2014年5月23日金曜日

ブラッドリー『論理学』34

 第一巻判断第二章判断の仮言的定言的形式から。

 §8.しかし、もし判断が二つの観念を結びつけることにあるなら、我々はこうした場所に逃げ込めない。この点を明瞭に理解すべきである。観念は普遍的なものであり、それによってなにを言おうとしぼんやりと意味しているにしても、我々が実際に表現し主張に成功しているのは、まったく個的なものではない。感覚の分析判断をとってみよう。我々に与えられる事実は一つしかないもので、唯一無比である。しかし、我々の用語はすべて一般的で、述べられた真理は他の多くの事例に当てはめることができる。「私は歯が痛い」では、私も歯痛も一般的なものである。現実の歯痛は他のいかなる歯痛とも異なっており、現実の私はまさしくこの歯痛を感じている私自身である。しかし、私が主張している真理は、異なった私の異なった歯痛すべてについて真であるし、これからもそうであろう。いや、「私は歯が痛い」というのは、他人の歯痛でも同じように真実で、「そんなことはない、私こそ歯が痛い」と言われることもあり得る。元々の発言に「この」、「ここ」、「いま」などをつけ加えても無駄なことで、というのも、それらはみな普遍的なものだからである。その意味が無数の例に敷衍され用いられるシンボルである。

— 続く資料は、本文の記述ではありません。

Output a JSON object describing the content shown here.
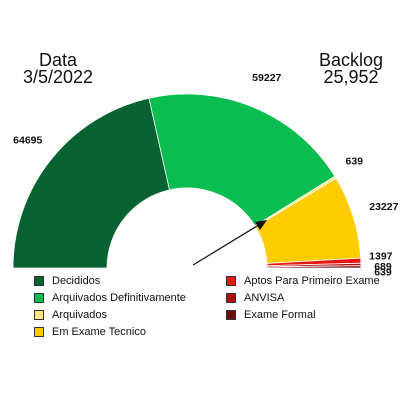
{
  "header": {
    "date_title": "Data",
    "date_value": "3/5/2022",
    "backlog_title": "Backlog",
    "backlog_value": "25,952"
  },
  "chart_data": {
    "type": "pie",
    "subtype": "semicircle-donut",
    "categories": [
      "Decididos",
      "Arquivados Definitivamente",
      "Arquivados",
      "Em Exame Tecnico",
      "Aptos Para Primeiro Exame",
      "ANVISA",
      "Exame Formal"
    ],
    "values": [
      64695,
      59227,
      639,
      23227,
      1397,
      689,
      639
    ],
    "data_labels": [
      "64695",
      "59227",
      "639",
      "23227",
      "1397",
      "689",
      "639"
    ],
    "colors": [
      "#066230",
      "#0ABD50",
      "#FFE680",
      "#FFCC00",
      "#E8150D",
      "#B00E0E",
      "#6E0A0A"
    ],
    "legend_placement": "bottom",
    "grid": false,
    "needle": true
  }
}
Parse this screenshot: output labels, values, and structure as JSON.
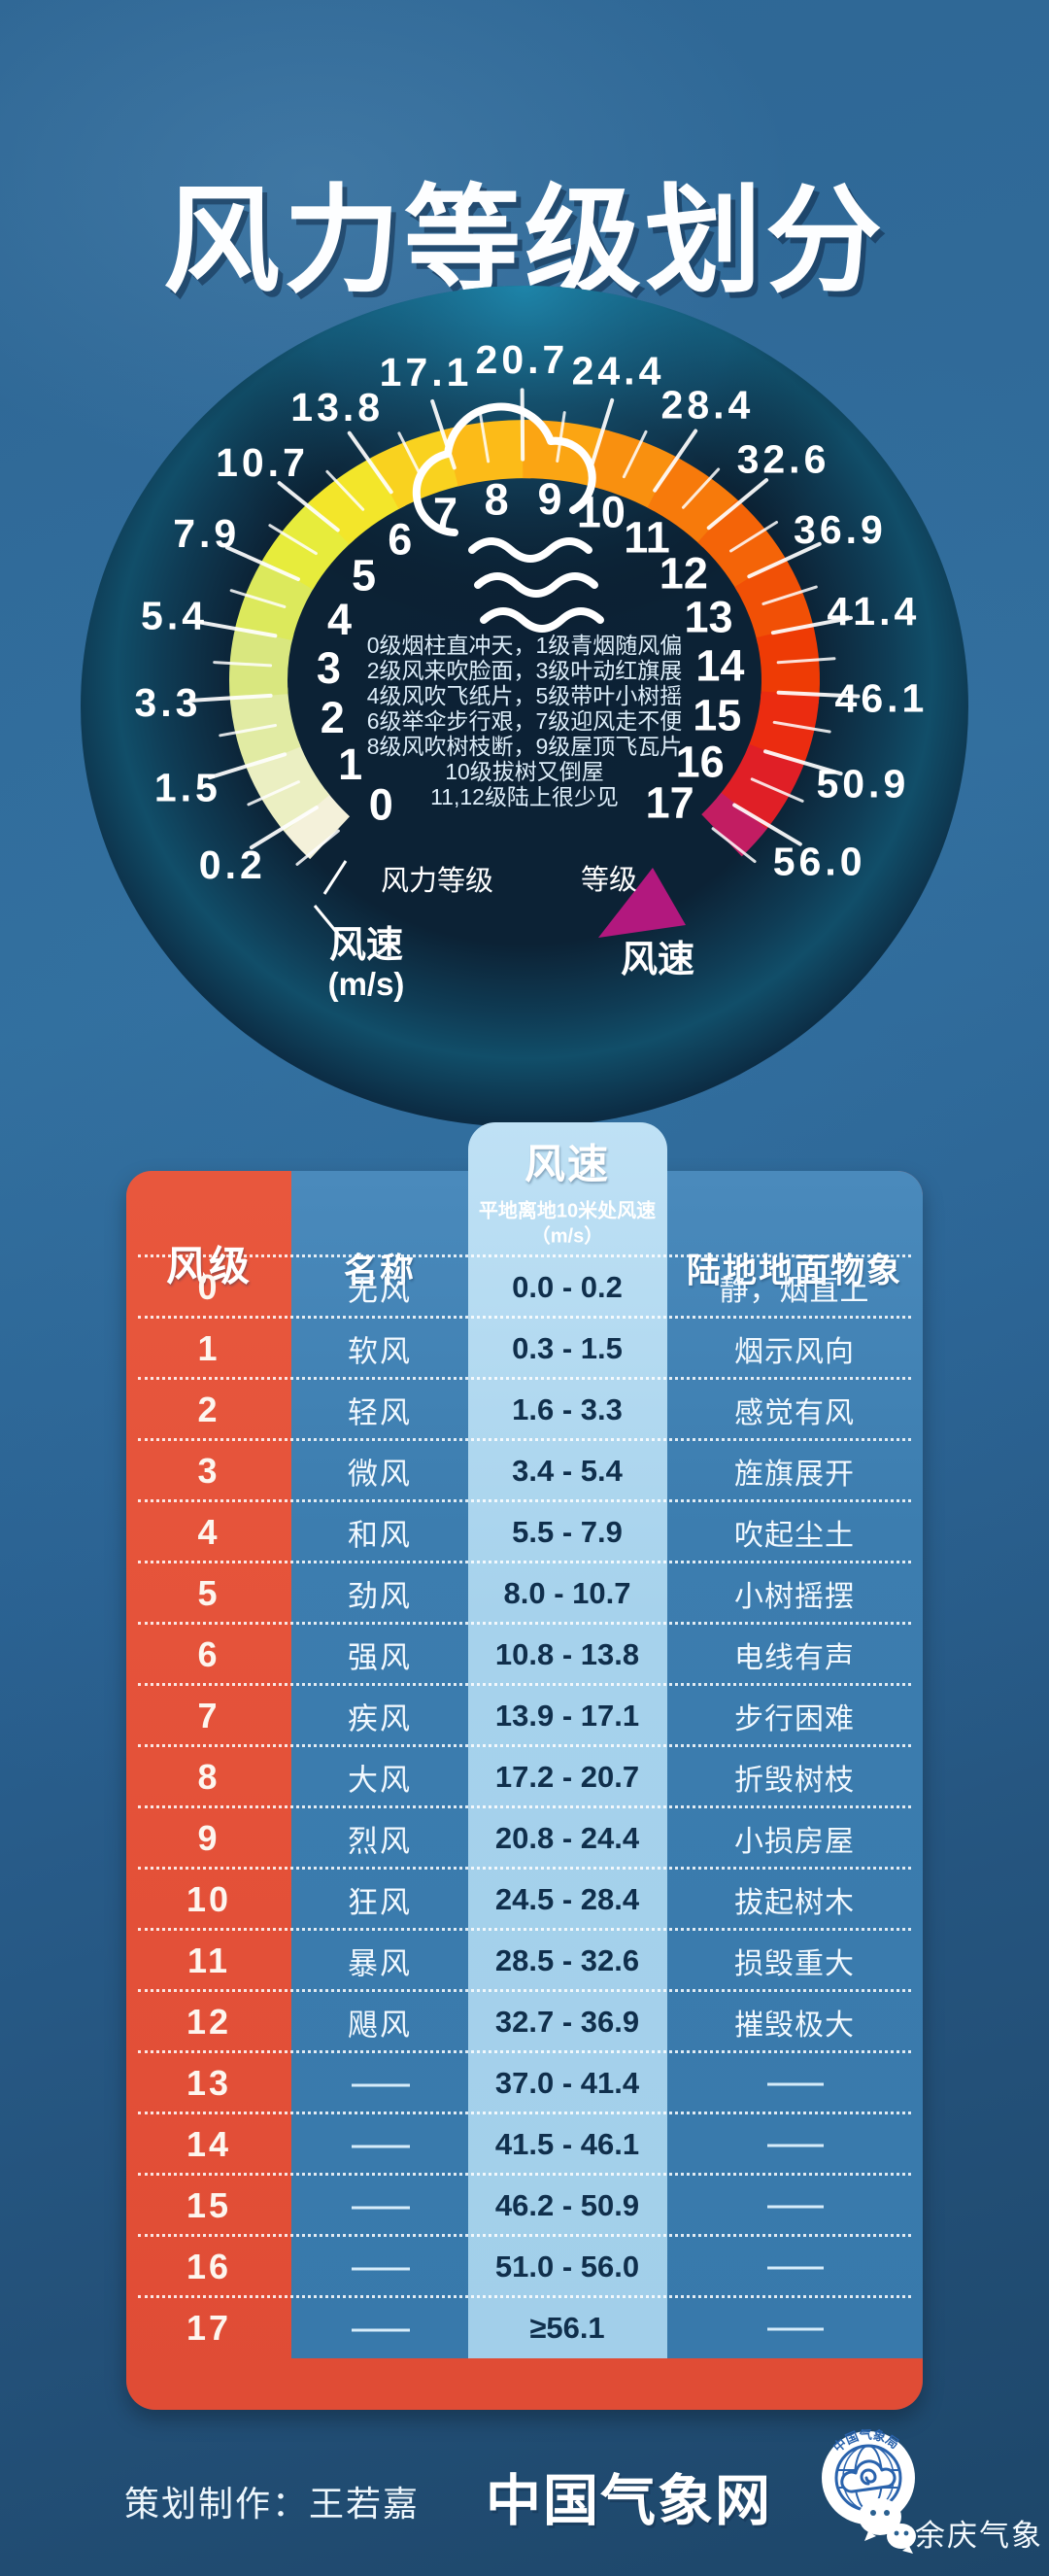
{
  "title": "风力等级划分",
  "gauge": {
    "scale_label_left": "风力等级",
    "speed_label_left_line1": "风速",
    "speed_label_left_line2": "(m/s)",
    "scale_label_right": "等级",
    "speed_label_right": "风速",
    "center_icon": "cloud-wind-icon",
    "levels": [
      {
        "level": "0",
        "color": "#f4f1da"
      },
      {
        "level": "1",
        "color": "#ebefc2"
      },
      {
        "level": "2",
        "color": "#e1eba3"
      },
      {
        "level": "3",
        "color": "#d9e77f"
      },
      {
        "level": "4",
        "color": "#dce95c"
      },
      {
        "level": "5",
        "color": "#e7ec3c"
      },
      {
        "level": "6",
        "color": "#f3e62a"
      },
      {
        "level": "7",
        "color": "#f9d21f"
      },
      {
        "level": "8",
        "color": "#fcbb18"
      },
      {
        "level": "9",
        "color": "#fba513"
      },
      {
        "level": "10",
        "color": "#f9900f"
      },
      {
        "level": "11",
        "color": "#f77a0b"
      },
      {
        "level": "12",
        "color": "#f46408"
      },
      {
        "level": "13",
        "color": "#f15006"
      },
      {
        "level": "14",
        "color": "#ee3b05"
      },
      {
        "level": "15",
        "color": "#eb2c10"
      },
      {
        "level": "16",
        "color": "#e01f26"
      },
      {
        "level": "17",
        "color": "#c21d62"
      }
    ],
    "boundary_speeds": [
      "0.2",
      "1.5",
      "3.3",
      "5.4",
      "7.9",
      "10.7",
      "13.8",
      "17.1",
      "20.7",
      "24.4",
      "28.4",
      "32.6",
      "36.9",
      "41.4",
      "46.1",
      "50.9",
      "56.0"
    ],
    "arrow_color": "#b2187e",
    "legend_lines": [
      "0级烟柱直冲天，1级青烟随风偏",
      "2级风来吹脸面，3级叶动红旗展",
      "4级风吹飞纸片，5级带叶小树摇",
      "6级举伞步行艰，7级迎风走不便",
      "8级风吹树枝断，9级屋顶飞瓦片",
      "10级拔树又倒屋",
      "11,12级陆上很少见"
    ]
  },
  "table": {
    "headers": {
      "level": "风级",
      "name": "名称",
      "speed": "风速",
      "speed_sub": "平地离地10米处风速",
      "speed_unit": "（m/s）",
      "phenomena": "陆地地面物象"
    },
    "empty_dash": "——"
  },
  "chart_data": {
    "type": "table",
    "title": "风力等级划分",
    "columns": [
      "风级",
      "名称",
      "平地离地10米处风速(m/s)",
      "陆地地面物象"
    ],
    "rows": [
      [
        "0",
        "无风",
        "0.0 - 0.2",
        "静，烟直上"
      ],
      [
        "1",
        "软风",
        "0.3 - 1.5",
        "烟示风向"
      ],
      [
        "2",
        "轻风",
        "1.6 - 3.3",
        "感觉有风"
      ],
      [
        "3",
        "微风",
        "3.4 - 5.4",
        "旌旗展开"
      ],
      [
        "4",
        "和风",
        "5.5 - 7.9",
        "吹起尘土"
      ],
      [
        "5",
        "劲风",
        "8.0 - 10.7",
        "小树摇摆"
      ],
      [
        "6",
        "强风",
        "10.8 - 13.8",
        "电线有声"
      ],
      [
        "7",
        "疾风",
        "13.9 - 17.1",
        "步行困难"
      ],
      [
        "8",
        "大风",
        "17.2 - 20.7",
        "折毁树枝"
      ],
      [
        "9",
        "烈风",
        "20.8 - 24.4",
        "小损房屋"
      ],
      [
        "10",
        "狂风",
        "24.5 - 28.4",
        "拔起树木"
      ],
      [
        "11",
        "暴风",
        "28.5 - 32.6",
        "损毁重大"
      ],
      [
        "12",
        "飓风",
        "32.7 - 36.9",
        "摧毁极大"
      ],
      [
        "13",
        "——",
        "37.0 - 41.4",
        "——"
      ],
      [
        "14",
        "——",
        "41.5 - 46.1",
        "——"
      ],
      [
        "15",
        "——",
        "46.2 - 50.9",
        "——"
      ],
      [
        "16",
        "——",
        "51.0 - 56.0",
        "——"
      ],
      [
        "17",
        "——",
        "≥56.1",
        "——"
      ]
    ]
  },
  "footer": {
    "credit": "策划制作：王若嘉",
    "site": "中国气象网",
    "logo": "china-meteorological-administration-logo",
    "logo_text": "中国气象局",
    "account": "余庆气象"
  }
}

 かくして、判断はある種のものについてはそれがなんであっても真となろう。しかし、もしそうなら、それは実在についての真とはなり得ない。というのも、実在は唯一無比のもので、一つの事実であって、ある種のものではないからである。「あの枝は折れている」、しかし折れている枝は他にも沢山ある、「この道はロンドンに通じている」、そうした道は何百とある。「明日は満月だろう」はどの明日かを知らせてくれない。将来にわたって、次の日が満月になる日には常に真である。こうして、現実の事実について言明することにことごとく失敗しており、我々は代わりに別のなにかを言明している。すべてにおいて真実であるものは、この一つを表現しない。主張は永久に形容詞に固着していて、実体には到達しない。支えのない形容詞は宙に浮いている。その現実とのつながりは仮定されたものであって、肯定されるものではない。判断が観念に制限される限り、事実への参照は言外の意味にとどまっている。それは肯定判断の外側で仮定されており、判断は我々が隠されていた条件によって性質づけするまでは厳密には真ではない。そのままでは、単称命題としても間違っているし、厳密な普遍としても誤っている(以下§62参照)。